• Mon
  • Oct 20, 2014
  • Updated: 6:02am

Fennel and blood orange salad

PUBLISHED : Thursday, 18 August, 2011, 12:00am
UPDATED : Thursday, 18 August, 2011, 12:00am
 

I love this dish because it has the flavours of the Mediterranean, without being as predictable as something like the caprese (tomatoes, mozzarella and basil). Like the caprese (which I also love), the quality of this salad depends on top quality ingredients - the freshest of fennel, and the juiciest and most fragrant of blood oranges. I like to serve this savoury-sweet-salty salad with a glass of chilled prosecco, and as part of an antipasti selection, along with olives, thinly sliced salami, prosciutto with ripe melon, chunks of pecorino, grilled radicchio, grilled red and yellow peppers drenched in olive oil, and plenty of crusty bread.

Recipe 2-4 blood oranges (depending on size)

1 medium-sized fennel bulb, 300g-400g

20ml fresh lemon juice (preferably from an Italian lemon)

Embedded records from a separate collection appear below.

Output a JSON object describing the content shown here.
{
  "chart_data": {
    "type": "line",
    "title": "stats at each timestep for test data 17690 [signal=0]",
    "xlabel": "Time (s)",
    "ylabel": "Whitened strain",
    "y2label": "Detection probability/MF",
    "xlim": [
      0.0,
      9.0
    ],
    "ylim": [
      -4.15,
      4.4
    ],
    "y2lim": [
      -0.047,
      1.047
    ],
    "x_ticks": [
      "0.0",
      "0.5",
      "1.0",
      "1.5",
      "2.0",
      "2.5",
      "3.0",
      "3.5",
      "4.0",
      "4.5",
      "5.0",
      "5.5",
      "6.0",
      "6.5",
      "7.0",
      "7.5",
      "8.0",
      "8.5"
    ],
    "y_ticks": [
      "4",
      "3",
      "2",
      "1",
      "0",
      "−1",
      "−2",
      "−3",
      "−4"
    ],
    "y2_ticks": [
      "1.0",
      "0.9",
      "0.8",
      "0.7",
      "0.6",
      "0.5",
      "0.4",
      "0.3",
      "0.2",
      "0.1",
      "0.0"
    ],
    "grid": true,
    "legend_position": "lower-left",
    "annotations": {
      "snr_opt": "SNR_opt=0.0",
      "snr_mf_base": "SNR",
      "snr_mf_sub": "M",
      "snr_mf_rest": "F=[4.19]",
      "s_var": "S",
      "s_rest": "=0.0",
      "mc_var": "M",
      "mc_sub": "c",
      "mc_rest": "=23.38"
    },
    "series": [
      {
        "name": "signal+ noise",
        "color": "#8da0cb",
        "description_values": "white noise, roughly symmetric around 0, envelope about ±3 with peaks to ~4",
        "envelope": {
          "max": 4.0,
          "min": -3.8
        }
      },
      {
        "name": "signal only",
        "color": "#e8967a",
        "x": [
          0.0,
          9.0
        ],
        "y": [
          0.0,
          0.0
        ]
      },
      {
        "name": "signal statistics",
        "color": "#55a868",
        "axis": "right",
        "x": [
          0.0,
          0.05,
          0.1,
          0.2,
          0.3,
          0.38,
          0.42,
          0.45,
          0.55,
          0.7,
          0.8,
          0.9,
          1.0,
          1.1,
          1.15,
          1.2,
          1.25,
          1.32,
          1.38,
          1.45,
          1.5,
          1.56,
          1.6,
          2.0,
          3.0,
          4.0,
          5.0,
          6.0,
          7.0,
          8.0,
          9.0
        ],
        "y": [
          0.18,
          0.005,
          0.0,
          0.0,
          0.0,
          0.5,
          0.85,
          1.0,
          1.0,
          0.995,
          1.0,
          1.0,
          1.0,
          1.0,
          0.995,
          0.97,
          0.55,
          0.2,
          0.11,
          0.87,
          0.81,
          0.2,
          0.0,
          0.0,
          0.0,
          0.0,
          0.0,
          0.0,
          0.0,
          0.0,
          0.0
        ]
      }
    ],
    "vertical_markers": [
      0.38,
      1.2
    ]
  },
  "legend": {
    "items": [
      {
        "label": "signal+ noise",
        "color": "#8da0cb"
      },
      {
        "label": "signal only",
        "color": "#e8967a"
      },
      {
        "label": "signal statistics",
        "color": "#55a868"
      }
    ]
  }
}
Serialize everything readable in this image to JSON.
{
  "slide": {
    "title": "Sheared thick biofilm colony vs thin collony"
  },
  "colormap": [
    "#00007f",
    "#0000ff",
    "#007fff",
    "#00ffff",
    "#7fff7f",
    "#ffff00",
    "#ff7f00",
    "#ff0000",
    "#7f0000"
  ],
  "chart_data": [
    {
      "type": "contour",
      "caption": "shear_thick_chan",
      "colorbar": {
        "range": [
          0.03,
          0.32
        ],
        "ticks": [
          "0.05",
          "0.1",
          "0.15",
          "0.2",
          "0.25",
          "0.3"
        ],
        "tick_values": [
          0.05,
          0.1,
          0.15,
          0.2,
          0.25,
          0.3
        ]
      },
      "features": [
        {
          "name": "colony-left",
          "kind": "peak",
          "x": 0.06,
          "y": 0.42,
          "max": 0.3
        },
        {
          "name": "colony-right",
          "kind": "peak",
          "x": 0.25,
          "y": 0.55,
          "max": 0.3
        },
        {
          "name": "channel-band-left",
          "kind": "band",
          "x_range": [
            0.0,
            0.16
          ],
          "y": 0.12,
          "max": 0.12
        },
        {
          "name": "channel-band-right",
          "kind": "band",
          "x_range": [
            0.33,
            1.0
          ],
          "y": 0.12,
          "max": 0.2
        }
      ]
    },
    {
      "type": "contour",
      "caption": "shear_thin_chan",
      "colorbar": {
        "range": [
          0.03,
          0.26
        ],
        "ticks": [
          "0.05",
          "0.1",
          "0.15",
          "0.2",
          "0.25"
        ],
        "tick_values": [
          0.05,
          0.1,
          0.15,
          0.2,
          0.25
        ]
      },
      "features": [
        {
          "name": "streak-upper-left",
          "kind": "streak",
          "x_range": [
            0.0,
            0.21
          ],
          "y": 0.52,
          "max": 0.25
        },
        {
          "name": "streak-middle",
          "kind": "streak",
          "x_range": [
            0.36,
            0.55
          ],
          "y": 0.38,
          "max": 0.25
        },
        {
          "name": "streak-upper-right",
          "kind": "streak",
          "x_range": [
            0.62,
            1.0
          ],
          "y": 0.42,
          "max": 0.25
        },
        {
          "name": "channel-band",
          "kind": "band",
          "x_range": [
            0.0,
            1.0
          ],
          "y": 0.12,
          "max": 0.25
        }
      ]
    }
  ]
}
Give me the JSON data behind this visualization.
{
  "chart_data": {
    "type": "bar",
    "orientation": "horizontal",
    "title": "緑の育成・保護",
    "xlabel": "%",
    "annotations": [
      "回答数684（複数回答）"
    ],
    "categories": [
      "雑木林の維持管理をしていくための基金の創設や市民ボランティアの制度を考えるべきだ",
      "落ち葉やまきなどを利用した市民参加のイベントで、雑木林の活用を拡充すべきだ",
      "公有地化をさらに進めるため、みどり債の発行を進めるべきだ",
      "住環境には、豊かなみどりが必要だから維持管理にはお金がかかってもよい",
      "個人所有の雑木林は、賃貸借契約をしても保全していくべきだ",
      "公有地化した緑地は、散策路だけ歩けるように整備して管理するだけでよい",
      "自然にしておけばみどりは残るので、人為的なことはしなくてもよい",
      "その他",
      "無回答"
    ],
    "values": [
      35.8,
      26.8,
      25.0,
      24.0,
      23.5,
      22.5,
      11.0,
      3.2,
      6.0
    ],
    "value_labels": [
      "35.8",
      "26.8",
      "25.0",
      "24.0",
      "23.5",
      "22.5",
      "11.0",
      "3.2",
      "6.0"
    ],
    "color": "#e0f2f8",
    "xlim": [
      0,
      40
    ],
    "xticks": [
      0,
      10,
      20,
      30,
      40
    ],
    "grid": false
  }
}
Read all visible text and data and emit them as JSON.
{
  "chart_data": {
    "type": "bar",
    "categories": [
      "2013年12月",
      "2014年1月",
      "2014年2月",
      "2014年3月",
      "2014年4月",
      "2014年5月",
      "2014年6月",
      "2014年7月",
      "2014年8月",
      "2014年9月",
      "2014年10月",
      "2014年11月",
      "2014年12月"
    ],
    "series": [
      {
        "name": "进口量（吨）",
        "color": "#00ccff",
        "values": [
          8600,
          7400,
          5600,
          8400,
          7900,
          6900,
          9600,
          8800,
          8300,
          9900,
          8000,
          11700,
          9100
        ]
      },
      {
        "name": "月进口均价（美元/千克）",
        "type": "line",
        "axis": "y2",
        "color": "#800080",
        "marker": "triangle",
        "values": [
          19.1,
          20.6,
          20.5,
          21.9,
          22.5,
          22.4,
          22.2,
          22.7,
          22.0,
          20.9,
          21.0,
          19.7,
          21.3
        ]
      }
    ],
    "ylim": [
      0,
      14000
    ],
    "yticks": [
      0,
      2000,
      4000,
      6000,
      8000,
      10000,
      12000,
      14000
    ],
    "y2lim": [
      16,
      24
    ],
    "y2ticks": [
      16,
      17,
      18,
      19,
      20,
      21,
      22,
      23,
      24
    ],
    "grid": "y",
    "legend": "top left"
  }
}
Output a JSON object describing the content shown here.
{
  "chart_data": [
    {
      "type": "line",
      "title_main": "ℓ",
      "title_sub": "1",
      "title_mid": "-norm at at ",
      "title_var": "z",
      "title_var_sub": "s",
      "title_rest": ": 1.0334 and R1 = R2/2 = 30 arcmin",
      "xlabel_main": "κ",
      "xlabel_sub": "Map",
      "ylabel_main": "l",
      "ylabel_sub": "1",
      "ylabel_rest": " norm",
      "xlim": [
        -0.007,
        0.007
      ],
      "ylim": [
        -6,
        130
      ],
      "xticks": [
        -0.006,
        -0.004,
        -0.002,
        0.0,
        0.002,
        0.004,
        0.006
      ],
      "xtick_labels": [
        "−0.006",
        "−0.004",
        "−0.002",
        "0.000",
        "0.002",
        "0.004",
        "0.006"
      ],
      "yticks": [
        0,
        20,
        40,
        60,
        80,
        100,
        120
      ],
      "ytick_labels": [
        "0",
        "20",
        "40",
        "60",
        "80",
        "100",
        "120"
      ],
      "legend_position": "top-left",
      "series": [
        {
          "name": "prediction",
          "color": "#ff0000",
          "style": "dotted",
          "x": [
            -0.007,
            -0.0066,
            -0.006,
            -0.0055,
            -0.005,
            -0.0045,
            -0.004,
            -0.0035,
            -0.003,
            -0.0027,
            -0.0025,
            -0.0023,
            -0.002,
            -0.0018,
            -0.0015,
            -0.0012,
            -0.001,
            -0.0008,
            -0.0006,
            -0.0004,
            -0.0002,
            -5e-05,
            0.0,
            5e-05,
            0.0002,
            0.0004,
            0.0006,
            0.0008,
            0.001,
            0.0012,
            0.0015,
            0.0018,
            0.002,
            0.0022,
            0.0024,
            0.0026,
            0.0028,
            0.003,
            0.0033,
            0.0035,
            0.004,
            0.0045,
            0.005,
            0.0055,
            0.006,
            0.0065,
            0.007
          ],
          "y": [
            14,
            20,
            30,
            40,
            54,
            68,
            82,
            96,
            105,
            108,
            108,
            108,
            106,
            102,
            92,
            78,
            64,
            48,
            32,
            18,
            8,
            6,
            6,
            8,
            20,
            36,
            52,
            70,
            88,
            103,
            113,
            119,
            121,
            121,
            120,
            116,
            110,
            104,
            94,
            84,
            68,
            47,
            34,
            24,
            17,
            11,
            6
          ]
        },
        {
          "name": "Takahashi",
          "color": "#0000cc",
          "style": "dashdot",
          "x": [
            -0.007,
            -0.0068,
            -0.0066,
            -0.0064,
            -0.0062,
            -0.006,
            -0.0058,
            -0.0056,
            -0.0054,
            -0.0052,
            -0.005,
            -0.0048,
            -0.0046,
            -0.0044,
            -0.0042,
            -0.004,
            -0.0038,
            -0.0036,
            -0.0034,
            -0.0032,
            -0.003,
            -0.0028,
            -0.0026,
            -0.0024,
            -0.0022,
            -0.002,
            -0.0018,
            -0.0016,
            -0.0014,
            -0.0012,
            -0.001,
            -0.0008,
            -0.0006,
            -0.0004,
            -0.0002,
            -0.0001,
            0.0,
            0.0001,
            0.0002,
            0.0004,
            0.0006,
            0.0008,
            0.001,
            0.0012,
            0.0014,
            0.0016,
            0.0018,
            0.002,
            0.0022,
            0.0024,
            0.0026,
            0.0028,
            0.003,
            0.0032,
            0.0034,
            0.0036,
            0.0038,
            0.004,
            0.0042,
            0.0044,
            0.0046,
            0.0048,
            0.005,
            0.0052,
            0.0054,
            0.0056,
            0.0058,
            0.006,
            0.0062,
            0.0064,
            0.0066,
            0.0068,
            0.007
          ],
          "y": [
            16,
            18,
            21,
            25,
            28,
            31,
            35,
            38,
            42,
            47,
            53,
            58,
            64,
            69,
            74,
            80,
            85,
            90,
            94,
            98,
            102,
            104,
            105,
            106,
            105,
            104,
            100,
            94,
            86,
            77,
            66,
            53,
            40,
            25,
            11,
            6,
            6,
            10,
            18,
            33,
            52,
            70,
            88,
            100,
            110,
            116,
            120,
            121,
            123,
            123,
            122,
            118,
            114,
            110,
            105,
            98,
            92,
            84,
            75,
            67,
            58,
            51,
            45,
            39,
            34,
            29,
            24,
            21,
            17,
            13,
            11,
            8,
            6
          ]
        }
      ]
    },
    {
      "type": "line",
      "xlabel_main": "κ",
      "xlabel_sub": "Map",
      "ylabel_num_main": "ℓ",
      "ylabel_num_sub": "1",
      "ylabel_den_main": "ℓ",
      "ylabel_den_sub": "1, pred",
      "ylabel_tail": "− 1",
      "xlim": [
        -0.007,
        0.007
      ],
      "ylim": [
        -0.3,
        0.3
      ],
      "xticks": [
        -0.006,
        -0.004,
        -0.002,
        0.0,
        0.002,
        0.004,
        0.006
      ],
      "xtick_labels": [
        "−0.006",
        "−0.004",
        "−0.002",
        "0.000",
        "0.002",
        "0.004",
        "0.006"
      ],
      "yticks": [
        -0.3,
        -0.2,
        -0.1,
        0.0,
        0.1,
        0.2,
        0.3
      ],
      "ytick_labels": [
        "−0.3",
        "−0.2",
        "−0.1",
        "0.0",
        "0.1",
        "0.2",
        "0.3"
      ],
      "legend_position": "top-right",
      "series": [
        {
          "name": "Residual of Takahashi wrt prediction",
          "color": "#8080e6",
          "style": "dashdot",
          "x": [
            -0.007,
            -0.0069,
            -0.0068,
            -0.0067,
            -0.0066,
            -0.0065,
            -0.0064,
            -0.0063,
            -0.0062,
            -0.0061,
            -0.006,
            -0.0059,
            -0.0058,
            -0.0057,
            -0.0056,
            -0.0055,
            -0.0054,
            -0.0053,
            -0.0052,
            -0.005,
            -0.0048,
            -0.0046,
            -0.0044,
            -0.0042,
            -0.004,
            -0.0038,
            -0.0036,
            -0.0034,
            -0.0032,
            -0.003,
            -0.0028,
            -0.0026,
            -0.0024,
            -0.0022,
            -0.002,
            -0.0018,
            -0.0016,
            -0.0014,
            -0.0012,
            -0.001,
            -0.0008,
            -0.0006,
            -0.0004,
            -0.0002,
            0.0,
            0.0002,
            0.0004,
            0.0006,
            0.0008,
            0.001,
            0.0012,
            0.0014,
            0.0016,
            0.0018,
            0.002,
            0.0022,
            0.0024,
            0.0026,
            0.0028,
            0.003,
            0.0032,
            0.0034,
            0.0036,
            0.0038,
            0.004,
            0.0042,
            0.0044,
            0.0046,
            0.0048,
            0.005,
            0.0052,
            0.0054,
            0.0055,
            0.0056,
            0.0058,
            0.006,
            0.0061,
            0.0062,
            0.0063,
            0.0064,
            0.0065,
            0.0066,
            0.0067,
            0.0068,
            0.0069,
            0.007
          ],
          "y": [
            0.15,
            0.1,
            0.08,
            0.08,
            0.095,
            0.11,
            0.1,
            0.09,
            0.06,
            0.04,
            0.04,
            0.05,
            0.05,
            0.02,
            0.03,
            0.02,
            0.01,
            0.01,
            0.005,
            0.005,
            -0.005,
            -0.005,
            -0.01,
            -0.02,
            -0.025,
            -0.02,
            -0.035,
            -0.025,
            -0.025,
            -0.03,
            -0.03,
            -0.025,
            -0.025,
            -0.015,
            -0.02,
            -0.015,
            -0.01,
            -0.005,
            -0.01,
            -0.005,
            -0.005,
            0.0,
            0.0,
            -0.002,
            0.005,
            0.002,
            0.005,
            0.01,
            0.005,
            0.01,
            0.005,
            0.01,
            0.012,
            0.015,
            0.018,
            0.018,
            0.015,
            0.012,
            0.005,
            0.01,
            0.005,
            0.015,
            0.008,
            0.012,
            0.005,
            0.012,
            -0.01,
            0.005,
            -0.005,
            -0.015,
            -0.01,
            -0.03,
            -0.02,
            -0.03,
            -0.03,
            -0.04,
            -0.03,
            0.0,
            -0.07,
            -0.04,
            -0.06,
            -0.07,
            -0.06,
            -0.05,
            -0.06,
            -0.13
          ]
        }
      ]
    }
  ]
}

60ml extra-virgin olive oil

Large-flaked sea salt (preferably Maldon) and freshly ground black pepper

Remove the peel and pith from the blood oranges: cut off the tops and bottoms to expose the flesh. Lay the oranges with one of the flat sides down on the cutting board. Use a small serrated knife to trim off the peel from top to bottom, cutting far enough down to expose the flesh, and following the curved contour of the fruit. Slice the peeled oranges into 5mm thick rounds and lay the pieces on a plate. Trim off the fronds from the fennel bulb and set them aside to use as a garnish. Cut out and discard the core from the bulb, trim off any tough fibres and remove the stalks. Slice the bulb into pieces about 3mm thick and put them over the oranges. Whisk the lemon juice with the olive oil and drizzle over the ingredients. Sprinkle with salt and pepper then garnish with the reserved fennel fronds before serving.